Two years and a bit is a long time to take for the drafting of this Bill. I suggest that the Minister has shown no case for urgency. If there is any delay, the fault is his. As I say, I notice that it has become a habit with the Government to postpone the introduction of a Bill as long as possible and then, when it is brought forward, the Dáil is told that they must get it passed within a certain period, otherwise certain consequences will follow. I suggest that the Government should get out of that particular habit.
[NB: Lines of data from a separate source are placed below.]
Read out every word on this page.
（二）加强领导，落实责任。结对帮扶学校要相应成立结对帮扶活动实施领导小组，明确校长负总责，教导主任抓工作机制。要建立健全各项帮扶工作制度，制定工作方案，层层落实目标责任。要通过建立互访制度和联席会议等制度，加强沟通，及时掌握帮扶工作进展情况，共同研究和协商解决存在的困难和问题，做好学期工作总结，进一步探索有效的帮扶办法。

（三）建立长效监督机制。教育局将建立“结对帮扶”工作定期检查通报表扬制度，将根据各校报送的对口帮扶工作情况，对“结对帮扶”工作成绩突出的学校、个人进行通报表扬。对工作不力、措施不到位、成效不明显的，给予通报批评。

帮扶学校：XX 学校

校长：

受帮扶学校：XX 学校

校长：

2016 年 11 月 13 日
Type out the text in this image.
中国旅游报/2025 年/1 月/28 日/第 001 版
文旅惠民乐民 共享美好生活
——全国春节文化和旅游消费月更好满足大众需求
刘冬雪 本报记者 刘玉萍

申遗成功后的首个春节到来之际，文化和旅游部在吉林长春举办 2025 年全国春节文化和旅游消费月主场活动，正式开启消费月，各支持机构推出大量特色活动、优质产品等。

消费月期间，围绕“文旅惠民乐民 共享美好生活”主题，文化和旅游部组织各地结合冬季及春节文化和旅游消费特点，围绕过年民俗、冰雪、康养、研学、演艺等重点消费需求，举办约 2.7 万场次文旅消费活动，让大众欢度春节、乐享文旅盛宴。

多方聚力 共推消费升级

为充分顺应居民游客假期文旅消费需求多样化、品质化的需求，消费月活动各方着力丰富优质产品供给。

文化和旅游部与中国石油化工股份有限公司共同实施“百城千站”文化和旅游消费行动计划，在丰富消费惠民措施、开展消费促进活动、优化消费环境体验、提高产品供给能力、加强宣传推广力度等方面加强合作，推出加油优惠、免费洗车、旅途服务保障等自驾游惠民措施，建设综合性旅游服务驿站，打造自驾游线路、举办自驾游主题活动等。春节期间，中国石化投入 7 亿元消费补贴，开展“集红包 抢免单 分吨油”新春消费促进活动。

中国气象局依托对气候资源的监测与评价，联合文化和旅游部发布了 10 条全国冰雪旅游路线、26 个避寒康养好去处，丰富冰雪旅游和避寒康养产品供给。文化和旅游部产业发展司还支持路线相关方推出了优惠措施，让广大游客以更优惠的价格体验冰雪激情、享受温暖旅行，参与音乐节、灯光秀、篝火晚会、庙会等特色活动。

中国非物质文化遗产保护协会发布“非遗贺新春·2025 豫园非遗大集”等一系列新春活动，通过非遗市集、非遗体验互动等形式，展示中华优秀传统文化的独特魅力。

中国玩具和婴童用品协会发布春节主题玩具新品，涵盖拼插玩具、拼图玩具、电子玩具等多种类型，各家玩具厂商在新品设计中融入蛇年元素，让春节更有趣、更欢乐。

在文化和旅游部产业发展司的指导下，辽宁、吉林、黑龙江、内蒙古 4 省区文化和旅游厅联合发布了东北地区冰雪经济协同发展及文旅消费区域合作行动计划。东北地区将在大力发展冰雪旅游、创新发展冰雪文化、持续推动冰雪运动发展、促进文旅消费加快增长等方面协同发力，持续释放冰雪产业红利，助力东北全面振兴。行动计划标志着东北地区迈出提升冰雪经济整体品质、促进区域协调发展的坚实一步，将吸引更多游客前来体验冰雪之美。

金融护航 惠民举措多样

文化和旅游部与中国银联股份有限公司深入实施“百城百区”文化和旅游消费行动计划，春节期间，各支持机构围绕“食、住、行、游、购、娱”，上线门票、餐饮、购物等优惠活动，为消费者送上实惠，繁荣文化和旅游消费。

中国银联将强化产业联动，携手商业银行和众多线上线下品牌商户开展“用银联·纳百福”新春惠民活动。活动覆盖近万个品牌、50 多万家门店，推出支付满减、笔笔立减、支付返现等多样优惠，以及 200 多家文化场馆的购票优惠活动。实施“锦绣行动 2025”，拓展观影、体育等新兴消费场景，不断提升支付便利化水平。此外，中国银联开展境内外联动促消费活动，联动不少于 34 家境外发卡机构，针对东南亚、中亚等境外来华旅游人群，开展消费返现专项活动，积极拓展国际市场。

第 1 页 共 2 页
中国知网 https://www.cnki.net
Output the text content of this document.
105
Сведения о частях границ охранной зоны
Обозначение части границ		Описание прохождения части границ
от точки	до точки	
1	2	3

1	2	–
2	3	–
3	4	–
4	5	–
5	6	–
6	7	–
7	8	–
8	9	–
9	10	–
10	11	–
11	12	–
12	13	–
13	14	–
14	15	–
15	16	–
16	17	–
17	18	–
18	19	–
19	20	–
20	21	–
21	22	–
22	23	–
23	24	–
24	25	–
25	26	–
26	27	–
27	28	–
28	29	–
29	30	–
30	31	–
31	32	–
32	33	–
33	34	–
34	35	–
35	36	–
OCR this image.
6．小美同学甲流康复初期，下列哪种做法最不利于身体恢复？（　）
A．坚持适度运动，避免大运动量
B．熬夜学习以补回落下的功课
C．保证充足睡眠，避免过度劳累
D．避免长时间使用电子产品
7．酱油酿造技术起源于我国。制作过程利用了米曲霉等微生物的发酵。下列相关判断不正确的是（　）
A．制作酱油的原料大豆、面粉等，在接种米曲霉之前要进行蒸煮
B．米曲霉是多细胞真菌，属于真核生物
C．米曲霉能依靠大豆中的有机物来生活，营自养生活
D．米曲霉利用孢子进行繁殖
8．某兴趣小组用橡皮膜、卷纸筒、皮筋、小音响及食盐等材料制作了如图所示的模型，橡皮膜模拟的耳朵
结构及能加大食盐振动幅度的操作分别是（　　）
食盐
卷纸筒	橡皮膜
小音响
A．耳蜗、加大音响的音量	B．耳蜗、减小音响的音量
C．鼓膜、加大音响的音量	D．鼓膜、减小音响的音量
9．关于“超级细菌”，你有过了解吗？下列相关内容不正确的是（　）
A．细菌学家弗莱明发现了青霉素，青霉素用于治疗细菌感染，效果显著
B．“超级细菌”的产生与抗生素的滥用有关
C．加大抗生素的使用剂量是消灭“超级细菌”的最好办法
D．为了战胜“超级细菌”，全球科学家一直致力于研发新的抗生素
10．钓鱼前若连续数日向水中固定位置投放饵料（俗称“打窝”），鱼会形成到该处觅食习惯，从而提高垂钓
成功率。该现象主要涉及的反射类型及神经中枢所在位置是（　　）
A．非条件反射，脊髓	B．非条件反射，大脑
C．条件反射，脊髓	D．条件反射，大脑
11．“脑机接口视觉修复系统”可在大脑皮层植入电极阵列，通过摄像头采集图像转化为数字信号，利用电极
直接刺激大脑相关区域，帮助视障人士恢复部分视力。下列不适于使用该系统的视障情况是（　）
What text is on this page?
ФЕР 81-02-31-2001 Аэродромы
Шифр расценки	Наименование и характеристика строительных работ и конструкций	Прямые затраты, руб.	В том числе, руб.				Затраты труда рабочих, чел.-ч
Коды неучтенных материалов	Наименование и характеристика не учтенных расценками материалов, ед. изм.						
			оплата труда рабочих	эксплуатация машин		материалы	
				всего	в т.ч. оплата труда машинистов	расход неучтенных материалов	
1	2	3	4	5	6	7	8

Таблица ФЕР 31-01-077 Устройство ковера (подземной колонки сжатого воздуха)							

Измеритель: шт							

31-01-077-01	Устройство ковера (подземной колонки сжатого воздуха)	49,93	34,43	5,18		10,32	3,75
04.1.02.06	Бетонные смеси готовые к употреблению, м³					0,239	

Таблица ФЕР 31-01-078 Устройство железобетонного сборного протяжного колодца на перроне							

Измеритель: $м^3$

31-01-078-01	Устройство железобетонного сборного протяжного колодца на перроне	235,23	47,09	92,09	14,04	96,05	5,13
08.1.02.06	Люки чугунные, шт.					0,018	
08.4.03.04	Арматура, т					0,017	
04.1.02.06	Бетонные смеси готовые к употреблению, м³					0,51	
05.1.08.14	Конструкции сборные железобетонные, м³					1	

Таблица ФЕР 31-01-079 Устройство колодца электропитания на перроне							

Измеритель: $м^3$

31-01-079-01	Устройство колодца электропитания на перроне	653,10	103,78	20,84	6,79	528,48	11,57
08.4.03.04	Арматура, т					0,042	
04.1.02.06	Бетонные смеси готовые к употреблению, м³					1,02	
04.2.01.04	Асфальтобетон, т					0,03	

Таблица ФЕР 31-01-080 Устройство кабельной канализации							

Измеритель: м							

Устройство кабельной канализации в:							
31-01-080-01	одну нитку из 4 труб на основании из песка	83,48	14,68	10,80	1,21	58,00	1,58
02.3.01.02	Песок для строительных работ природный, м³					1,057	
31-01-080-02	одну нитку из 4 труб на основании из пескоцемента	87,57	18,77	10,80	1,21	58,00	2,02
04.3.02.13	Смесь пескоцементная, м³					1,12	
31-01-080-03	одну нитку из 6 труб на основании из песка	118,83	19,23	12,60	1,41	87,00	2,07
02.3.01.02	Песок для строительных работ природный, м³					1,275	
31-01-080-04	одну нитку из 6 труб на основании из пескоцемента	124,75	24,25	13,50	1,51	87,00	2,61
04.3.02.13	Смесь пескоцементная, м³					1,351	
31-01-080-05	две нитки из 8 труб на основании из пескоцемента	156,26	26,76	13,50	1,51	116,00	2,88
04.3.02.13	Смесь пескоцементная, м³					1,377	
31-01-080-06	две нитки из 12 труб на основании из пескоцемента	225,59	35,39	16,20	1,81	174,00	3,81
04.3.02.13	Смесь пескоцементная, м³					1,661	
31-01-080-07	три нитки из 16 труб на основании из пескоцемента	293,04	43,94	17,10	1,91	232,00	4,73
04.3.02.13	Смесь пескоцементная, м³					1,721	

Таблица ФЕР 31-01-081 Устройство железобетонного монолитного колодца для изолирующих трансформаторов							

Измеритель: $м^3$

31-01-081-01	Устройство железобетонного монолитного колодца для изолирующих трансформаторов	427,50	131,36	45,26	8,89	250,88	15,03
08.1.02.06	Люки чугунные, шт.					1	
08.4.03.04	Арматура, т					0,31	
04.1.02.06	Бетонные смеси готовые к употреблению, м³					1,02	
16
For that reason I object to the taking of the Fifth Stage of the Bill now.

Question—"That the Fifth Stage of the Bill be taken to-day"—put.
The Dáil divided: Tá, 62; Níl, 38.

  • Aiken, Frank.
  • Bartley, Gerald.
  • Beegan, Patrick.
  • Blaney, Neal.
  • Boland, Gerald.
  • Brady, Brian.
  • Brady, Seán.
  • Breathnach, Cormac.
  • Breen, Daniel.
  • Briscoe, Robert.
  • Browne, William Frazer.
  • Carty, Frank.
  • Cleary, Mícheál.
  • Concannon, Helena.
  • Corish, Richard.
  • Corkery, Daniel.
  • Corry, Martin John.
  • Crowley, Timothy.
  • Derrig, Thomas.
  • De Valera, Eamon.
  • Everett, James.
  • Flynn, Stephen.
  • Fogarty, Andrew.
  • Gibbons, Seán.
  • Goulding, John.
  • Hales, Thomas.
  • Harris, Thomas.
  • Hogan, Patrick (Clare).
  • Houlihan, Patrick.
  • Jordan, Stephen.
  • Keely, Séamus P.
  • Kehoe, Patrick.
  • Kelly, James Patrick.
  • Kelly, Thomas.
  • Keyes, Michael.
  • Killilea, Mark.
  • Kilroy, Michael.
  • Kissane, Eamonn.
  • Lemass, Seán F.
  • Little, Patrick John.
  • Maguire, Ben.
  • Maguire Conor Alexander.
  • Moane, Edward.
  • Moore, Séamus.
  • Moylan, Seán.
  • O'Briain, Donnchadh.
  • O'Doherty, Joseph.
  • O'Grady, Seán.
  • O'Kelly, Seán Thomas.
  • O'Reilly, Matthew.
  • Pattison, James P.
  • Pearse, Margaret Mary.
  • Rice, Edward.
  • Ruttledge, Patrick Joseph.
  • Ryan, Martin.
  • Ryan, Robert.
  • Sheridan, Michael.
  • Smith, Patrick.
  • Traynor, Oscar.
  • Victory, James.
  • Walsh, Richard.
  • Ward, Francis C. (Dr.).

Níl

  • Beckett, James Walter.
  • Belton, Patrick.
  • Bennett, George Cecil.
  • Bourke, Séamus.
  • Brennan, Michael.
  • Broderick, William Joseph.
  • Brodrick, Seán.
  • Costello, John Aloysius.
  • Curran, Richard.
  • Davis, Michael.
  • Dillon, James M.
  • Dockrell, Henry Morgan.
  • Doyle, Peadar S.
  • Esmonde, Osmond Grattan.
  • Fagan, Charles.
  • Finlay, John.
  • Fitzgerald, Desmond.
  • Fitzgerald-Kenney, James.
  • Good, John.
  • Haslett, Alexander.
  • Holohan, Richard.
  • MacDermot, Frank.
  • McFadden, Michael Og.
  • McGovern, Patrick.
  • McMenamin, Daniel.
  • Morrisroe, James.
  • Mulcahy, Richard.
  • Nally, Martin.
  • O'Higgins, Thomas Francis.
  • O'Leary, Daniel.
  • O'Mahony, The.
  • O'Neill, Eamonn.
  • O'Sullivan, John Marcus.
  • Redmond, Bridget Mary.
  • Roddy, Martin.
  • Rogers, Patrick James.
  • Thrift, William Edward.
  • Wall, Nicholas.
Tellers:—Tá: Deputies Little and Traynor; Níl: Deputies Doyle and Bennett.
Question declared carried.
Question—"That the Bill do now pass"—put and agreed to.